We thank Mr Brijesh for technical support in performing Cytogenetic microarray and MLPA, and the Indian Council of Medical Research (ICMR), Government of India, New Delhi, India (grant number 63/8/2010-BMS) for funding. We are grateful to the patients enrolled in this study.
Conflict of interest
The authors declare that they have no conflict of interest.
1. Boggula VR, et al. Clinical utility of multiplex ligation-dependent probe amplification technique in identification of aetiology of unexplained mental retardation: a study in 203 Indian patients. Indian J Med Res 2014; 139: 66–75.

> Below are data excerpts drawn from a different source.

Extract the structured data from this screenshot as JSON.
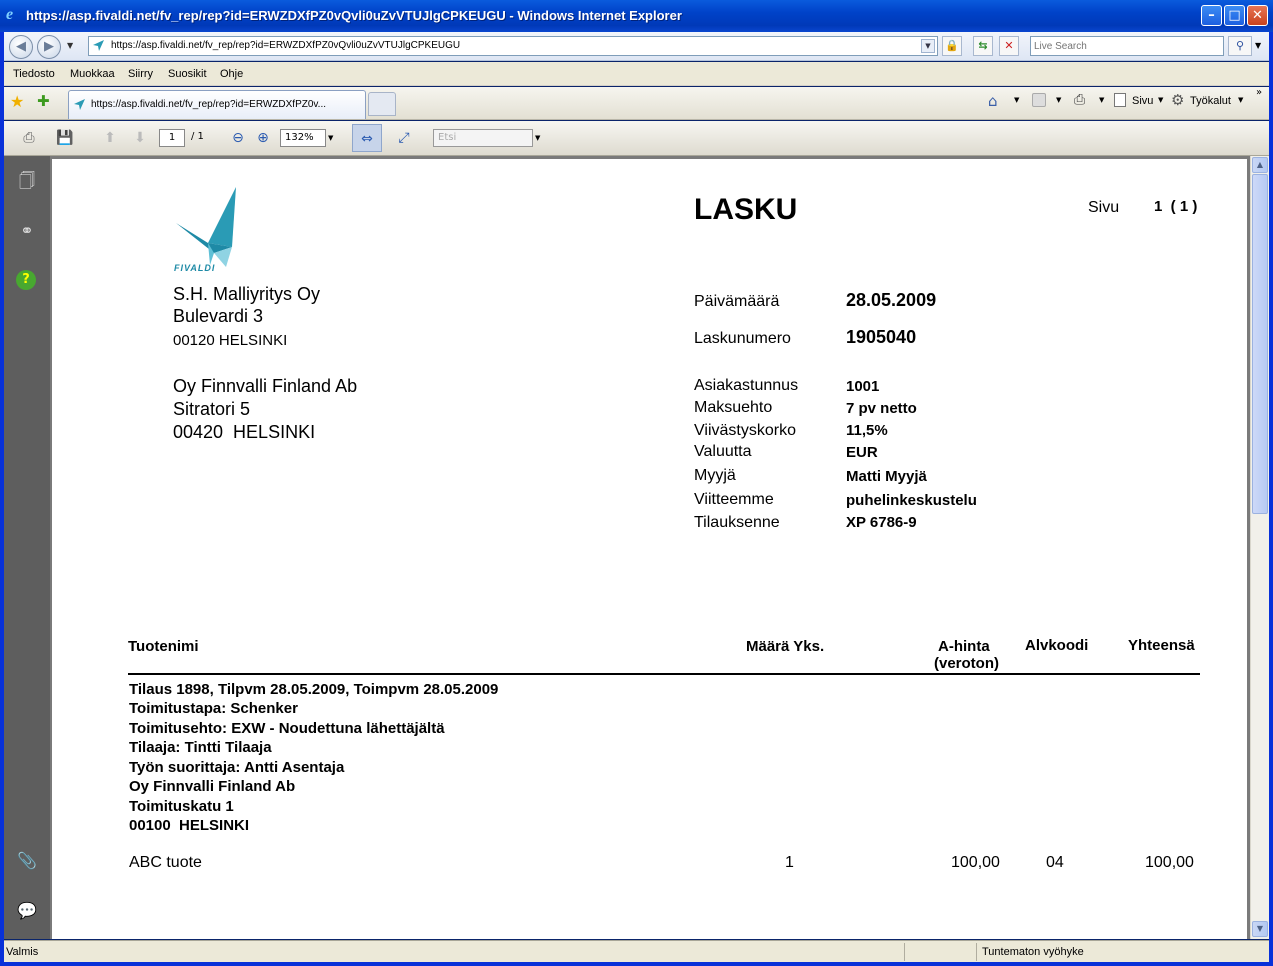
{
  "window": {
    "title": "https://asp.fivaldi.net/fv_rep/rep?id=ERWZDXfPZ0vQvli0uZvVTUJlgCPKEUGU - Windows Internet Explorer"
  },
  "address": {
    "url": "https://asp.fivaldi.net/fv_rep/rep?id=ERWZDXfPZ0vQvli0uZvVTUJlgCPKEUGU",
    "search_placeholder": "Live Search"
  },
  "menu": [
    "Tiedosto",
    "Muokkaa",
    "Siirry",
    "Suosikit",
    "Ohje"
  ],
  "tab": {
    "label": "https://asp.fivaldi.net/fv_rep/rep?id=ERWZDXfPZ0v..."
  },
  "commandbar": {
    "page_label": "Sivu",
    "tools_label": "Työkalut"
  },
  "pdf_toolbar": {
    "page_current": "1",
    "page_total": "/ 1",
    "zoom": "132%",
    "find_placeholder": "Etsi"
  },
  "invoice": {
    "logo_text": "FIVALDI",
    "title": "LASKU",
    "page_label": "Sivu",
    "page_value": "1  ( 1 )",
    "sender": {
      "name": "S.H. Malliyritys Oy",
      "street": "Bulevardi 3",
      "city": "00120 HELSINKI"
    },
    "recipient": {
      "name": "Oy Finnvalli Finland Ab",
      "street": "Sitratori 5",
      "city": "00420  HELSINKI"
    },
    "date_label": "Päivämäärä",
    "date_value": "28.05.2009",
    "number_label": "Laskunumero",
    "number_value": "1905040",
    "details": [
      {
        "label": "Asiakastunnus",
        "value": "1001"
      },
      {
        "label": "Maksuehto",
        "value": "7 pv netto"
      },
      {
        "label": "Viivästyskorko",
        "value": "11,5%"
      },
      {
        "label": "Valuutta",
        "value": "EUR"
      },
      {
        "label": "Myyjä",
        "value": "Matti Myyjä"
      },
      {
        "label": "Viitteemme",
        "value": "puhelinkeskustelu"
      },
      {
        "label": "Tilauksenne",
        "value": "XP 6786-9"
      }
    ],
    "columns": {
      "product": "Tuotenimi",
      "qty_unit": "Määrä Yks.",
      "unit_price": "A-hinta",
      "unit_price_sub": "(veroton)",
      "vat_code": "Alvkoodi",
      "total": "Yhteensä"
    },
    "order_lines": [
      "Tilaus 1898, Tilpvm 28.05.2009, Toimpvm 28.05.2009",
      "Toimitustapa: Schenker",
      "Toimitusehto: EXW - Noudettuna lähettäjältä",
      "Tilaaja: Tintti Tilaaja",
      "Työn suorittaja: Antti Asentaja",
      "Oy Finnvalli Finland Ab",
      "Toimituskatu 1",
      "00100  HELSINKI"
    ],
    "rows": [
      {
        "product": "ABC tuote",
        "qty": "1",
        "price": "100,00",
        "vat": "04",
        "total": "100,00"
      }
    ]
  },
  "status": {
    "left": "Valmis",
    "zone": "Tuntematon vyöhyke"
  },
  "colors": {
    "title_bar": "#0042c8",
    "chrome": "#ece9d8",
    "pdf_nav": "#5e5e5e",
    "logo_teal": "#2a9bb5"
  }
}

2. Colangelo M, et al. Case report of newborn with de novo partial trisomy 2q31.2–37.3 and monosomy 9p24.3. J Genet 2018; 97: 311-317.
3. Goel H, Phadke SR. Reciprocal balanced translocation: infertility and recurrent spontaneous abortions in a family. Andrologia 2011; 43: 75–77.

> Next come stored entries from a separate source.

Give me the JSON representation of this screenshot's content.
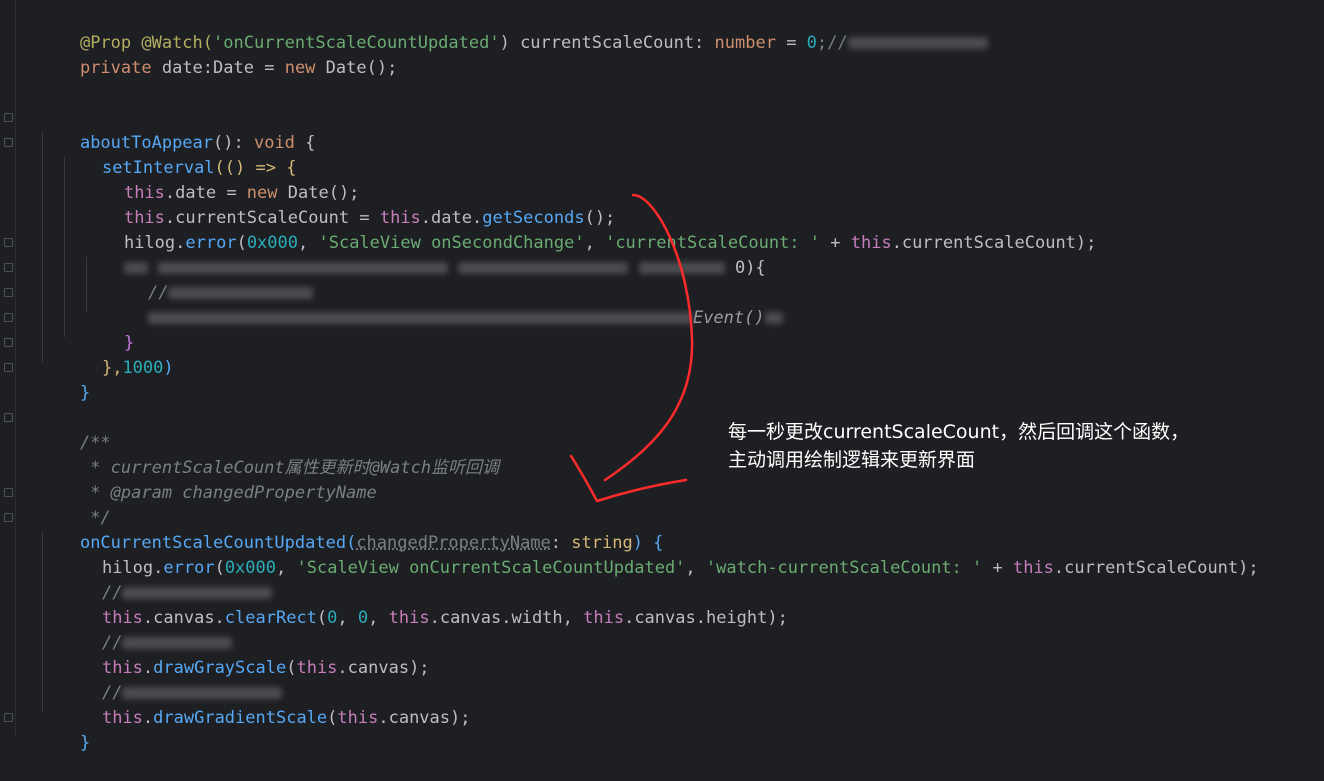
{
  "code": {
    "l1_deco": "@Prop @Watch(",
    "l1_str": "'onCurrentScaleCountUpdated'",
    "l1_rest": ") currentScaleCount: ",
    "l1_type": "number",
    "l1_eq": " = ",
    "l1_num": "0",
    "l1_end": ";//",
    "l2_kw": "private ",
    "l2_id": "date:",
    "l2_type": "Date",
    "l2_eq": " = ",
    "l2_new": "new ",
    "l2_ctor": "Date",
    "l2_end": "();",
    "l5_fn": "aboutToAppear",
    "l5_mid": "(): ",
    "l5_void": "void",
    "l5_brace": " {",
    "l6_fn": "setInterval",
    "l6_rest": "(() => {",
    "l7_this": "this",
    "l7_mid": ".date = ",
    "l7_new": "new ",
    "l7_ctor": "Date",
    "l7_end": "();",
    "l8_this": "this",
    "l8_mid": ".currentScaleCount = ",
    "l8_this2": "this",
    "l8_mid2": ".date.",
    "l8_fn": "getSeconds",
    "l8_end": "();",
    "l9_obj": "hilog.",
    "l9_fn": "error",
    "l9_p": "(",
    "l9_num": "0x000",
    "l9_c1": ", ",
    "l9_s1": "'ScaleView onSecondChange'",
    "l9_c2": ", ",
    "l9_s2": "'currentScaleCount: '",
    "l9_plus": " + ",
    "l9_this": "this",
    "l9_end": ".currentScaleCount);",
    "l10_tail": "0){",
    "l11_cm": "//",
    "l12_tail": "Event()",
    "l13_brace": "}",
    "l14_a": "},",
    "l14_num": "1000",
    "l14_b": ")",
    "l15_brace": "}",
    "l17_cm": "/**",
    "l18_cm": " * currentScaleCount属性更新时@Watch监听回调",
    "l19_cm": " * @param changedPropertyName",
    "l20_cm": " */",
    "l21_fn": "onCurrentScaleCountUpdated",
    "l21_p": "(",
    "l21_param": "changedPropertyName",
    "l21_colon": ": ",
    "l21_type": "string",
    "l21_end": ") {",
    "l22_obj": "hilog.",
    "l22_fn": "error",
    "l22_p": "(",
    "l22_num": "0x000",
    "l22_c1": ", ",
    "l22_s1": "'ScaleView onCurrentScaleCountUpdated'",
    "l22_c2": ", ",
    "l22_s2": "'watch-currentScaleCount: '",
    "l22_plus": " + ",
    "l22_this": "this",
    "l22_end": ".currentScaleCount);",
    "l23_cm": "//",
    "l24_this": "this",
    "l24_mid": ".canvas.",
    "l24_fn": "clearRect",
    "l24_p": "(",
    "l24_n1": "0",
    "l24_c": ", ",
    "l24_n2": "0",
    "l24_c2": ", ",
    "l24_this2": "this",
    "l24_w": ".canvas.width, ",
    "l24_this3": "this",
    "l24_end": ".canvas.height);",
    "l25_cm": "//",
    "l26_this": "this",
    "l26_dot": ".",
    "l26_fn": "drawGrayScale",
    "l26_p": "(",
    "l26_this2": "this",
    "l26_end": ".canvas);",
    "l27_cm": "//",
    "l28_this": "this",
    "l28_dot": ".",
    "l28_fn": "drawGradientScale",
    "l28_p": "(",
    "l28_this2": "this",
    "l28_end": ".canvas);",
    "l29_brace": "}"
  },
  "annotation": {
    "line1": "每一秒更改currentScaleCount，然后回调这个函数，",
    "line2": "主动调用绘制逻辑来更新界面"
  },
  "colors": {
    "background": "#1e1f22",
    "keyword": "#cf8e6d",
    "string": "#6aab73",
    "number": "#2aacb8",
    "function": "#56a8f5",
    "this": "#c77dbb",
    "arrow": "#ff2a2a"
  }
}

4. Iype T, et al. A large Indian family with rearrangement of chromosome 4p16 and 3p26.3 and divergent clinical presentations. BMC Med Genet 2015; 16: 104.
5. Nucaro A, et al. Familial translocation t (3; 10) (p26.3; p12.31) leading to trisomy 10p12.31→pter and monosomy 3p26.3→pter in seven members. Am J Med Genet 2008; 146A: 3242–3245.
6. Redin C, et al. The genomic landscape of balanced cytogenetic abnormalities associated with human congenital anomalies. Nat Genet 2017; 49: 36–45.
7. Tuteja M, et al. Double segment chromosomal imbalance due to inherited chromosomal translocation: detection by cytogenetic microarray. Indian Pediatr 2017; 54: 879–880.